Deploy the schema to make it available to the Deephaven system:
sudo -u irisadmin /usr/illumon/latest/bin/dhconfig schema import /tmp/CSVExampleNamespace.CSVExampleTableName.schema
Run a CSV import query
Note
CSV import queries do not yet support the Core+ engine. As a consequence, the Partition Formula in a CSV import query uses Legacy Engine formulas such as currentDateNy()
. This is analogous to the Core+ today()
method used in the above Python console query. For more information, see the Legacy to Core+ time handling documentation.
Once the schema has been deployed, define an Import - CSV Persistent Query (PQ) to ingest the CSV file. You'll need to be logged in to the Deephaven web interface as a data administrator to perform these tasks.
To create a CSV Import query, head to the Query Monitor. At the top of the Query Monitor, there's a +New button that sits above the Query filters. Click it, and select the following options from the dropdowns:
- On the Settings tab, give the PQ a reasonable name, such as
CSVExampleNamespace - CSV Import
. - Choose the
Import - CSV
type. - Select
AutoMerge
for the DB server. This tells the server to choose any available merge server (there is probably only one). - Assign it 0.5 GB of memory.
On the Scheduling tab, configure the query so that it runs only when manually started.
- Choose the
Disabled
Schedule Type. - Set the Max Execution Time to
5 minutes
.
Update the CSV Import Settings tab.
- The Namespace and Table fields should match the schema:
CSVExampleNamespace
andCSVExampleTableName
. - The Import Source specifies the file type to ingest and should be set to
IrisCSV
. - For the Import Target, click the Single Partition button, and fill in the Partition Formula with
currentDateNy()
. This tells the query to ingest the data into today's intraday partition. - Set Source Directory to
/data
, click the File Name button, and set the text field tosample.csv
.
For a detailed explanation of all CSV import settings, see the CSV import documentation.
Save the query, then start it manually by selecting it in the Query Monitor and clicking the Start button. Once the query completes, the data will be available in the Deephaven system.
Open a Code Studio with the +New button atop the Deephaven IDE and query the data in a Python Core+ console with the following code:
csvSampleData = db.liveTable("CSVExampleNamespace", "CSVExampleTableName").where("Date = today()")

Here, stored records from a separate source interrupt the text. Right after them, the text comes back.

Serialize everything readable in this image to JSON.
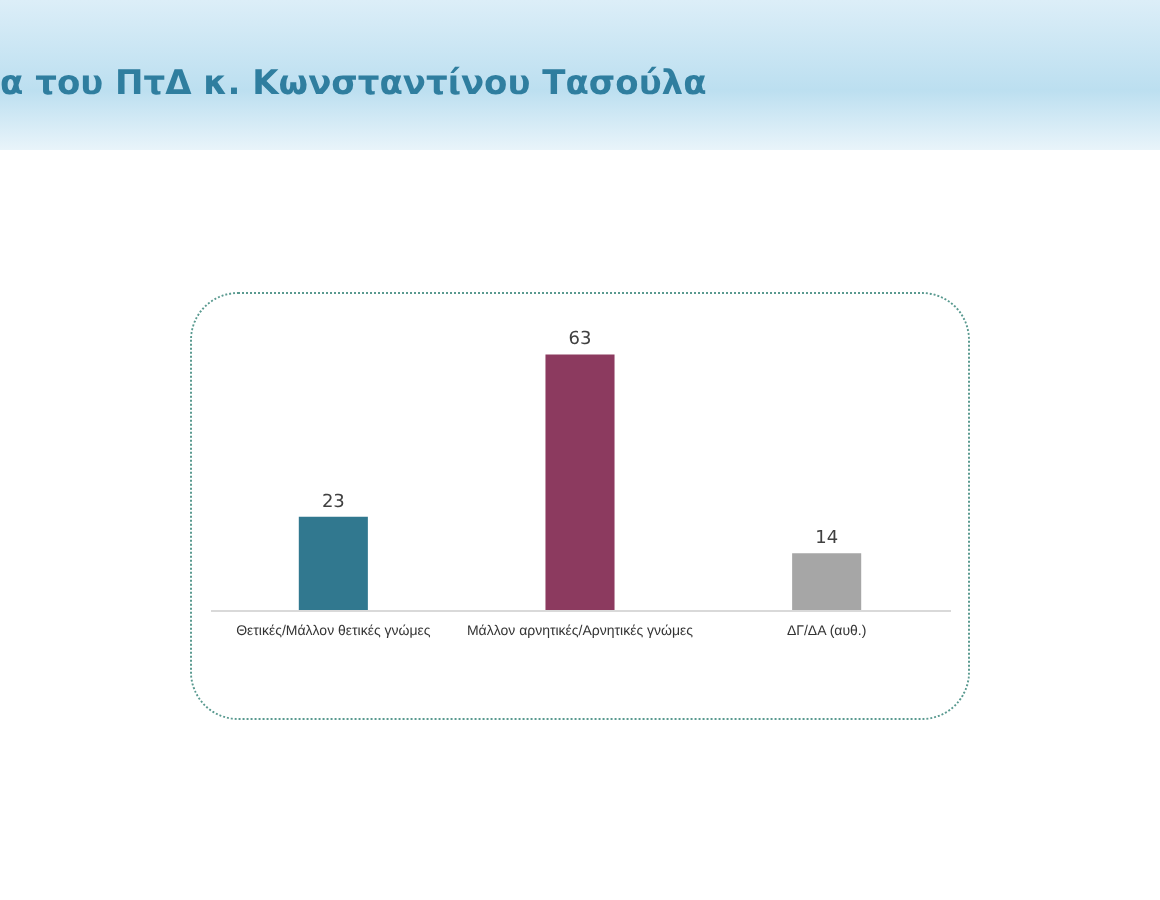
{
  "chart_data": {
    "type": "bar",
    "title": "α του ΠτΔ κ. Κωνσταντίνου Τασούλα",
    "categories": [
      "Θετικές/Μάλλον θετικές γνώμες",
      "Μάλλον αρνητικές/Αρνητικές γνώμες",
      "ΔΓ/ΔΑ (αυθ.)"
    ],
    "values": [
      23,
      63,
      14
    ],
    "colors": [
      "#31788f",
      "#8c3a5f",
      "#a6a6a6"
    ],
    "data_labels": true
  }
}
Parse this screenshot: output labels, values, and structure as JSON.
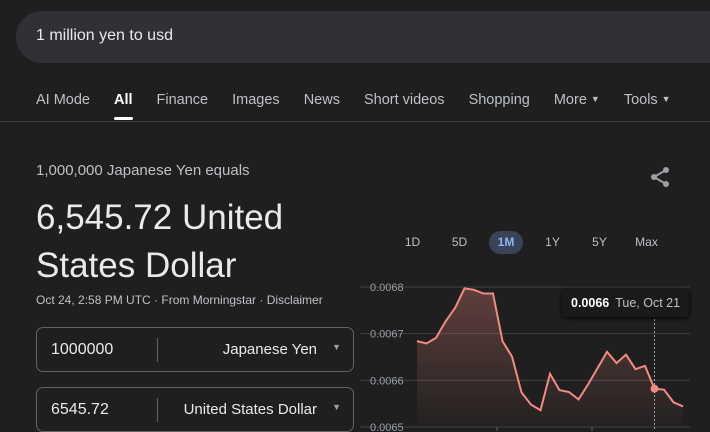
{
  "search": {
    "query": "1 million yen to usd"
  },
  "tabs": [
    {
      "label": "AI Mode"
    },
    {
      "label": "All",
      "active": true
    },
    {
      "label": "Finance"
    },
    {
      "label": "Images"
    },
    {
      "label": "News"
    },
    {
      "label": "Short videos"
    },
    {
      "label": "Shopping"
    },
    {
      "label": "More",
      "dropdown": true
    },
    {
      "label": "Tools",
      "dropdown": true
    }
  ],
  "converter": {
    "equals_text": "1,000,000 Japanese Yen equals",
    "result": "6,545.72 United States Dollar",
    "meta": "Oct 24, 2:58 PM UTC · From Morningstar · Disclaimer",
    "from_amount": "1000000",
    "from_currency": "Japanese Yen",
    "to_amount": "6545.72",
    "to_currency": "United States Dollar"
  },
  "ranges": [
    "1D",
    "5D",
    "1M",
    "1Y",
    "5Y",
    "Max"
  ],
  "active_range": "1M",
  "tooltip": {
    "value": "0.0066",
    "date": "Tue, Oct 21"
  },
  "colors": {
    "line": "#f28b82",
    "accent": "#8ab4f8"
  },
  "chart_data": {
    "type": "area",
    "ylim": [
      0.0065,
      0.0068
    ],
    "yticks": [
      "0.0068",
      "0.0067",
      "0.0066",
      "0.0065"
    ],
    "grid": true,
    "values": [
      0.006684,
      0.006679,
      0.006691,
      0.006726,
      0.006755,
      0.006797,
      0.006794,
      0.006786,
      0.006786,
      0.006684,
      0.006651,
      0.006574,
      0.006548,
      0.006536,
      0.006614,
      0.006579,
      0.006575,
      0.006559,
      0.006591,
      0.006626,
      0.006661,
      0.006637,
      0.006655,
      0.006624,
      0.006631,
      0.006582,
      0.00658,
      0.006553,
      0.006544
    ],
    "highlight_index": 25
  }
}
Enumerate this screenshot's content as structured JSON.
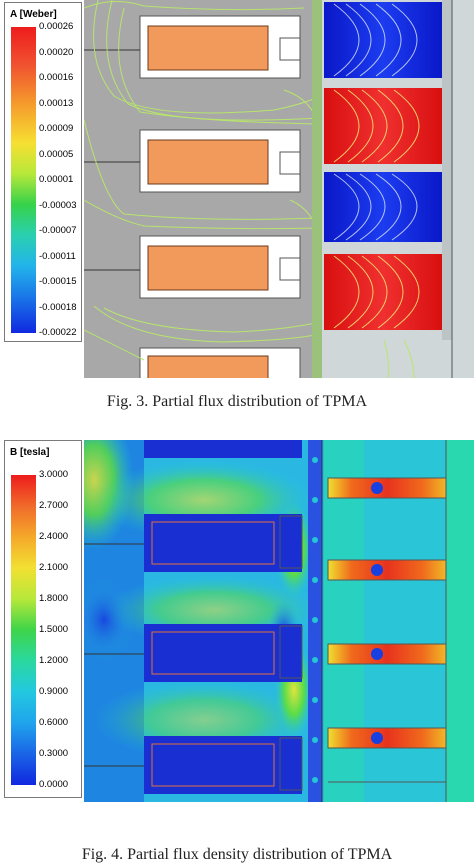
{
  "figure3": {
    "legend_title": "A [Weber]",
    "legend_values": [
      "0.00026",
      "0.00020",
      "0.00016",
      "0.00013",
      "0.00009",
      "0.00005",
      "0.00001",
      "-0.00003",
      "-0.00007",
      "-0.00011",
      "-0.00015",
      "-0.00018",
      "-0.00022"
    ],
    "caption": "Fig. 3.   Partial flux distribution of TPMA",
    "colors": {
      "coil": "#f29a5c",
      "core": "#a9a9a9",
      "pm_negative": "#1530e6",
      "pm_positive": "#ec1c1c",
      "contour": "#b8e86a"
    }
  },
  "figure4": {
    "legend_title": "B [tesla]",
    "legend_values": [
      "3.0000",
      "2.7000",
      "2.4000",
      "2.1000",
      "1.8000",
      "1.5000",
      "1.2000",
      "0.9000",
      "0.6000",
      "0.3000",
      "0.0000"
    ],
    "caption": "Fig. 4.   Partial flux density distribution of TPMA",
    "colors": {
      "slot": "#1a2fd1",
      "field_low": "#22a9e0",
      "field_mid": "#22e0c8",
      "field_high": "#e8321e"
    }
  }
}
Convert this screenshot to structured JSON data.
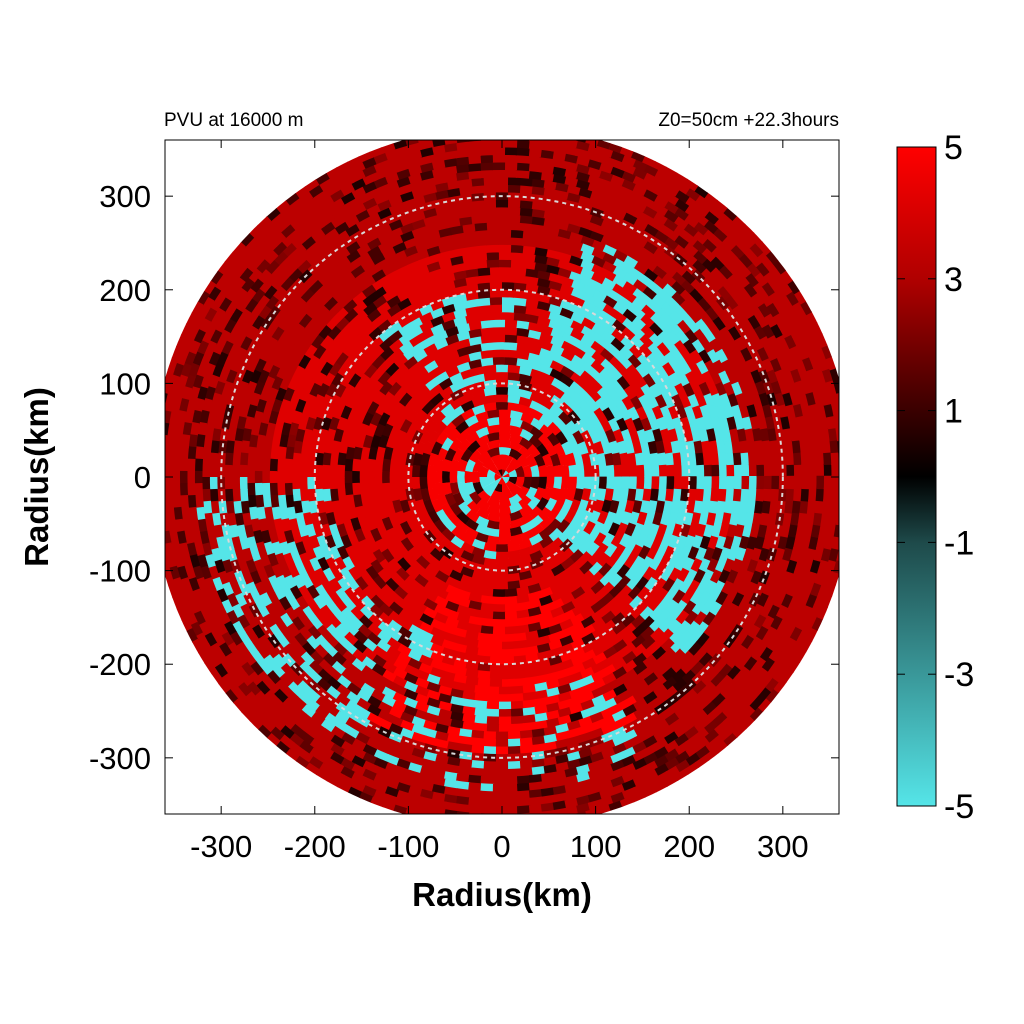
{
  "chart_data": {
    "type": "heatmap",
    "title_left": "PVU at 16000 m",
    "title_right": "Z0=50cm  +22.3hours",
    "xlabel": "Radius(km)",
    "ylabel": "Radius(km)",
    "xlim": [
      -360,
      360
    ],
    "ylim": [
      -360,
      360
    ],
    "xticks": [
      -300,
      -200,
      -100,
      0,
      100,
      200,
      300
    ],
    "yticks": [
      300,
      200,
      100,
      0,
      -100,
      -200,
      -300
    ],
    "domain_radius_km": 375,
    "grid": "off",
    "reference_circles_km": [
      100,
      200,
      300
    ],
    "colorbar": {
      "min": -5,
      "max": 5,
      "ticks": [
        5,
        3,
        1,
        -1,
        -3,
        -5
      ],
      "stops": [
        {
          "value": -5,
          "color": "#55e5e8"
        },
        {
          "value": -1,
          "color": "#1e4a4a"
        },
        {
          "value": 0,
          "color": "#000000"
        },
        {
          "value": 1,
          "color": "#3a0000"
        },
        {
          "value": 3,
          "color": "#b00000"
        },
        {
          "value": 5,
          "color": "#ff0000"
        }
      ]
    },
    "field_summary": [
      {
        "region": "outer ring 250-375 km",
        "typical_value": 3.5
      },
      {
        "region": "eastern inner band 100-250 km",
        "typical_value": -5
      },
      {
        "region": "core 0-80 km",
        "typical_value": 4.5
      },
      {
        "region": "southwest arcs 200-300 km",
        "typical_value": -5
      },
      {
        "region": "south sector 150-300 km",
        "typical_value": 5
      }
    ]
  }
}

csv_sample_data = db.live_table("CSVExampleNamespace", "CSVExampleTableName").where(
"Date = today()"
)
Merge and validate the data
Intraday data is only intraday data during the current day. On subsequent days, it is no longer intraday, it is historical. As such, a common workflow in Deephaven involves merging intraday data into historical storage after the day's data has been fully ingested. Once the data has been validated, it is typically deleted from intraday storage. See the streaming binary logs crash course for a complete walkthrough of this process.